The very fact, I think, that faithful pussy is so fond of our innocent children, and so patient and self-denying towards them, is one reason why we should be kind to her, and study her comforts a little more than we do.

But probably one of the most endearing traits in the character of the domestic cat is her extreme attachment to, and love for, the person who owns her. If you once get your cat to really love you, no matter how fond she may be of the home where she was born and reared, she will go with you, if you but say the word, to the uttermost parts of the earth. My poor old favourite, Muffle, has travelled many, many thousands of miles with me by sea and land, and always watched over both me and my property with all the care and fidelity of a Highland collie. Been lost, too, she has, many a time in the midst of big bustling cities which were quite strange to her—been lost, but always turned up again.

I know of many instances in which cats have so attached themselves to their owners, that, when the latter have died, they have refused all food, and in a few days succumbed to grief, and gone, I fondly hope, to meet the loved one in a world that’s free of care.

“But the largest cat,” writes one of my numerous correspondents, “I ever saw belonged to my mother’s mother, and was wise and sedate in proportion to its size. Its good mistress was often distressed with palpitation of the heart, and during the silent hours of night paced the bedroom floor in pain—but not alone, for the faithful creature would walk slowly at her side, seeming by his look to pity her condition, and when she lay down he would still stand sentinel at her head. He never could be persuaded to leave the house while she lived, yet a few hours before her death he suddenly took flight, but only to the lower apartments, which my parents occupied, and from which he never stirred again.”

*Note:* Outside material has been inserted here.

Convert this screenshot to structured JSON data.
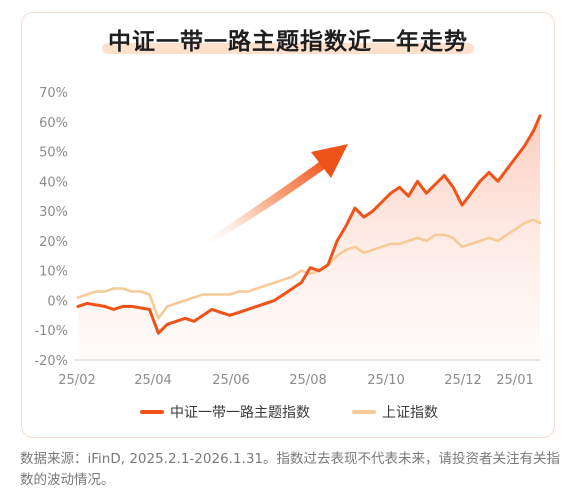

I never think, somehow, that a fireside has the same cheerful look of an evening unless there be a cat there, to sit on the footstool, and sing duets with the tea-kettle.

And I do not wonder at old women, whose friends have all long since gone before, and who have no one left to care for them, getting greatly attached to a faithful pussy; for people must have something to love.

“But, fancy loving a cat!” I think I hear some churl remark.

Yes, cynical reader, and I have, myself, before now, often shared my heart with stranger pets than cats; and I don’t mind betting you that what I have left of it is bigger than yours now.

Figuratively speaking, I think a man’s or a woman’s heart is like a blacksmith’s arm—it grows with use.